Nope, it's not an error. It's because center of rotation is that important.
It's important due to a thing called 'parasitic forces'. When used to simulate g-forces (as with track racing), the motion simulator tilts to the right during left hand turns; gravity pulling your body to the right while the image tells you you're level convinces your brain that you're being pulled to the right by centrifugal force, rather than being physically tilted.
The problem lies in how you get there. As you enter the corner, the car is at neutral lateral acceleration; you turn in and the acceleration progressively increases. So the machine progressively rotates. If you really fling the car into a curve, the machine has to rotate very fast indeed because the car can change acceleration much faster than it can change position — essentially instantly. But the simulator uses position to simulator acceleration, so it has to try to instantly get to a different position.
The upshot of this is that during the beginning of a cornering move, the machine often rotates as fast as it can. During that rotation, your body is subject to various forces due to the physical rotation that it wouldn't be subject to during a pure lateral movement.

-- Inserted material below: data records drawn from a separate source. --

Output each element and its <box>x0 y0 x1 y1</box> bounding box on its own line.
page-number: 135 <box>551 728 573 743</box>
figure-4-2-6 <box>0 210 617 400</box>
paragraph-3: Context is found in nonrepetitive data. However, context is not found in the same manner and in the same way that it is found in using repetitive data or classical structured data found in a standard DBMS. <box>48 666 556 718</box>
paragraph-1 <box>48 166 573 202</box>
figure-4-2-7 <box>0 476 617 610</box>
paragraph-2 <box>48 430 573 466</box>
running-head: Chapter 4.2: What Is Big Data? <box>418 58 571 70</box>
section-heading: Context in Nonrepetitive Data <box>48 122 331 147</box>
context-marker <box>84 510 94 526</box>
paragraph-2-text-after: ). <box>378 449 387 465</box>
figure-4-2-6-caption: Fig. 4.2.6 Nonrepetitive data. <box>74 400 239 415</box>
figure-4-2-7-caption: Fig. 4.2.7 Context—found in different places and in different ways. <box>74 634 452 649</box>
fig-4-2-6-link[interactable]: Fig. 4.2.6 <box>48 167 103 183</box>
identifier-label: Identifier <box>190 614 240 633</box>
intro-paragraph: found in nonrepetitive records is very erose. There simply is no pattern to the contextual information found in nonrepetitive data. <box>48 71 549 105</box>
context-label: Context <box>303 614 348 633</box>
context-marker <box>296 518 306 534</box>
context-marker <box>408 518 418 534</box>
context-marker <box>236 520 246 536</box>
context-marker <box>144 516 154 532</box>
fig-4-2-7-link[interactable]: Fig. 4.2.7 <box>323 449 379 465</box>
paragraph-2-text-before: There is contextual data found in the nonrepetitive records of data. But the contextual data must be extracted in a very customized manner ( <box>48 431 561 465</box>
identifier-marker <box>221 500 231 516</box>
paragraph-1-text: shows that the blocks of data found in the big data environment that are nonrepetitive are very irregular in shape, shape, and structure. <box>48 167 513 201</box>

When you're building a motion platform, your goal is to minimize those forces — parasitic forces — that tell your brain something's wrong.
That's where center of rotation comes in. Imagine a simple motion platform that only rotates side to side. The center of rotation can be anywhere on a vertical line, above, centered with, or below your body.
Most of our competitors — except those with six axis machines that can raise the center of rotation virtually using real lateral motion — have very low centers of rotation, often a foot below your seat. So, your head is maybe four feet from the center of rotation. During a fast rotation, your head will get flung to the side like a rock on the end of a rope, making you feel like you're flying into space. What's worse, when the center of rotation is below you, that movement is the opposite of the intended force! You're trying to simulate a lateral force pulling you to the left, so you rotate to the left. But in order to do that, the simulator has to fling your whole body to the left at maximum velocity, so while your head in the real car would jerk to the right laterally, your head in the simulator jerks to the left! The result is that with a low center of rotation, every motion you want starts out with a jerk in the opposite direction. Imagine driving your car and turning into a right hand corner, but for the first two tenths of a second you feel like you're being flung to the left.
This is bad. It prevents you from engaging with the simulation, it wastes tons of energy moving a bunch of simulator mass around unnecessarily, and it makes you throw up.
Among our competitors running non-six-axis systems, only SimCraft has a relatively high center of rotation — though lower than that of the 301 and 401 — but they place the pitch center of rotation far forward of the driver's center of mass, resulting in your feeling like you're popping into the air whenever you accelerate.
Our center of rotation is roughly level with your shoulders, and either centered on your shoulders fore/aft or slightly behind your shoulders, depending on seat position.
This means that when you corner, the seat of your pants moves in the right direction, and your head barely moves at all. Your head, and your vestibular system in your inner ears, moves very little during position changes, resulting in minimal parasitic forces and correct parasitic forces down low, where you sit — meaning that you can quite literally drive by the seat of your pants.
Again, I can't emphasize this enough. Racing simulators with centers of rotation below the seat are essentially providing the precise opposite of the intended acceleration during the beginning of every movement.
Machines with centers of rotation below the seat are essentially providing the precise opposite of the intended acceleration during the beginning of every movement.
Put far more succinctly than the graduate thesis above: The geometry of our system allows us flexibility in conveying forces to the driver that match what he would feel in real life, without layering them with opposite forces at the beginning and end of every movement.